MD Anderson Researchers Identify Synergistic One-Two Punch to Unmask Glioblastoma Invisibility Cloak and Sensitize Cold Brain Tumors to Immunotherapy

Researchers at MD Anderson find that blocking CD47 and CD24 signals together unmasks glioblastoma cells, allowing the immune system to attack deadly brain tumors.

By: AXL Media

Published: Mar 13, 2026, 5:39 AM EDT

Source: Information for this report was sourced from University of Texas MD Anderson Cancer Center

Bypassing the Invisibility Cloak of Aggressive Brain Cancer

Glioblastoma remains one of the most challenging malignancies to treat because its tumor microenvironment is immunologically "cold," meaning it effectively hides from the body's natural defenses. While traditional immunotherapy has revolutionized the treatment of many cancers, it has largely failed to produce significant results in glioblastoma patients. New research from the MD Anderson Cancer Center, published in Nature Communications, suggests that this resistance is due to redundant "don't eat me" signals that cancer cells use to remain invisible. By simultaneously blocking two of these signals, researchers have successfully "unmasked" the tumor, allowing the immune system to recognize and attack the cancer with unprecedented efficiency.

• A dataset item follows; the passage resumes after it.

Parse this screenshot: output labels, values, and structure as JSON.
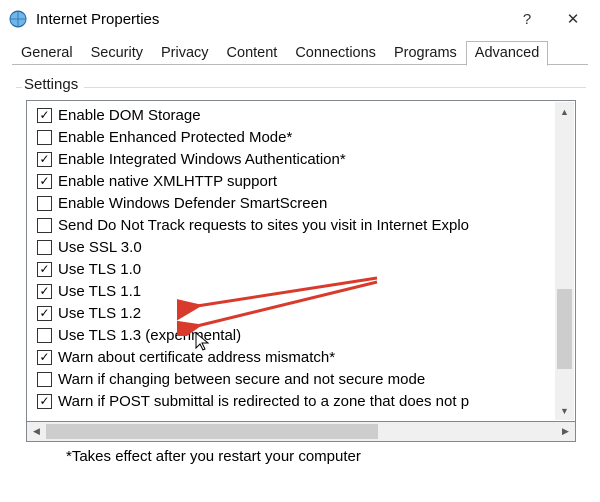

The Critical Role of Macrophage First Responders

Macrophages serve as the immune system's primary surveillance team, responsible for identifying and engulfing cellular threats through a process called phagocytosis. Beyond their role as destroyers, they act as educators by presenting pieces of the destroyed tumor—known as antigens—to T cells, which then learn how to infiltrate the tumor mass. Dr. Wen Jiang, associate professor of Radiation Oncology, explains that cancer cells hijack protective proteins like CD47 to signal macrophages not to consume them. When these signals are active, the entire immune cascade is stalled, preventing T cells from ever receiving the necessary instructions to target the glioblastoma.

Identifying Redundant Defense Mechanisms in Solid Tumors

Previous clinical efforts focused on blocking the CD47 signal alone, but while this showed promise in bloodborne cancers, it proved insufficient for solid tumors like glioblastoma. The MD Anderson team discovered that glioblastoma cells utilize a second, redundant signal known as CD24 to evade detection. When only one pathway is blocked, the cancer simply relies on the other to maintain its "invisibility cloak." The study demonstrated that glioblastoma cells are highly adaptive, developing multiple strategies to bypass the innate immune system. This redundancy explains why single-target therapies have historically failed to eradicate aggressive solid brain tumors.